The HTC First, which was the first device to carry the software suite pre-installed, promptly saw its on-contract price slashed from $100 to $1 at exclusive carrier AT&T. That was shortly followed by reports that Ma Bell was interested in discontinuing the device as soon as it satisfied its retail display obligations with the Taiwanese OEM.
The app isn't doing so well in Google Play, either. After a sharp jump after release, installs have posted a similarly sharp drop, and Android users only give it an underwhelming 2.3 star rating on average. The most common rating is the discouraging 1 star.
Is Apple (NASDAQ:AAPL) inadvertently to blame for Home's cold reception?
iPhone phone Home
TechCrunch reports that many of the Facebook engineers that were building Home are iPhone users. iPhones have long been standard issue to professional Facebookers, although employees could request an Android.
iPhone usage among Facebook employees was so prevalent that the company actively tried to promote its talent to switch to Android to get a better feel for the platform. With Facebook's heavy emphasis on mobile recently and Android's utter global domination, learning the ins and outs of Android was key.
For what Facebook wants to accomplish with Home, iOS simply isn't an option considering Apple isn't open to third parties revamping its entire interface.
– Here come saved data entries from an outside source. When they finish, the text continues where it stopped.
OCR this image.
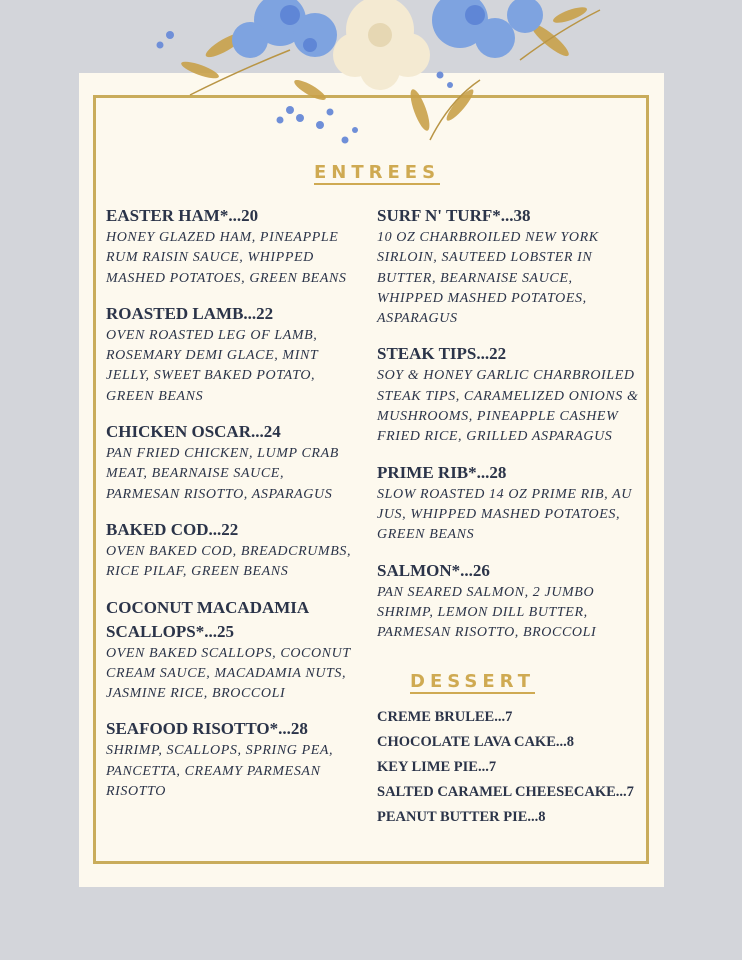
ENTREES
EASTER HAM*...20
HONEY GLAZED HAM, PINEAPPLE RUM RAISIN SAUCE, WHIPPED MASHED POTATOES, GREEN BEANS
ROASTED LAMB...22
OVEN ROASTED LEG OF LAMB, ROSEMARY DEMI GLACE, MINT JELLY, SWEET BAKED POTATO, GREEN BEANS
CHICKEN OSCAR...24
PAN FRIED CHICKEN, LUMP CRAB MEAT, BEARNAISE SAUCE, PARMESAN RISOTTO, ASPARAGUS
BAKED COD...22
OVEN BAKED COD, BREADCRUMBS, RICE PILAF, GREEN BEANS
COCONUT MACADAMIA SCALLOPS*...25
OVEN BAKED SCALLOPS, COCONUT CREAM SAUCE, MACADAMIA NUTS, JASMINE RICE, BROCCOLI
SEAFOOD RISOTTO*...28
SHRIMP, SCALLOPS, SPRING PEA, PANCETTA, CREAMY PARMESAN RISOTTO
SURF N' TURF*...38
10 OZ CHARBROILED NEW YORK SIRLOIN, SAUTEED LOBSTER IN BUTTER, BEARNAISE SAUCE, WHIPPED MASHED POTATOES, ASPARAGUS
STEAK TIPS...22
SOY & HONEY GARLIC CHARBROILED STEAK TIPS, CARAMELIZED ONIONS & MUSHROOMS, PINEAPPLE CASHEW FRIED RICE, GRILLED ASPARAGUS
PRIME RIB*...28
SLOW ROASTED 14 OZ PRIME RIB, AU JUS, WHIPPED MASHED POTATOES, GREEN BEANS
SALMON*...26
PAN SEARED SALMON, 2 JUMBO SHRIMP, LEMON DILL BUTTER, PARMESAN RISOTTO, BROCCOLI
DESSERT
CREME BRULEE...7
CHOCOLATE LAVA CAKE...8
KEY LIME PIE...7
SALTED CARAMEL CHEESECAKE...7
PEANUT BUTTER PIE...8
Even though Home is the beginning of a nightmare for Google, the search giant is sticking to its guns and publicly supporting its ad rival's innovation. Big G's tone might change behind closed doors, though.
(By the same token, wanting to understand Android better is the whole reason why I personally purchased a Nexus 4, despite being a fiercely loyal iPhone user.)
This lack of experience from an Android user's perspective may have adversely affected Home, since developers didn't realize how important things like widgets are to users, among other features that Android has that iOS lacks. Strangely, Home also doesn't have a dock, a core interface element that both platforms lean heavily on.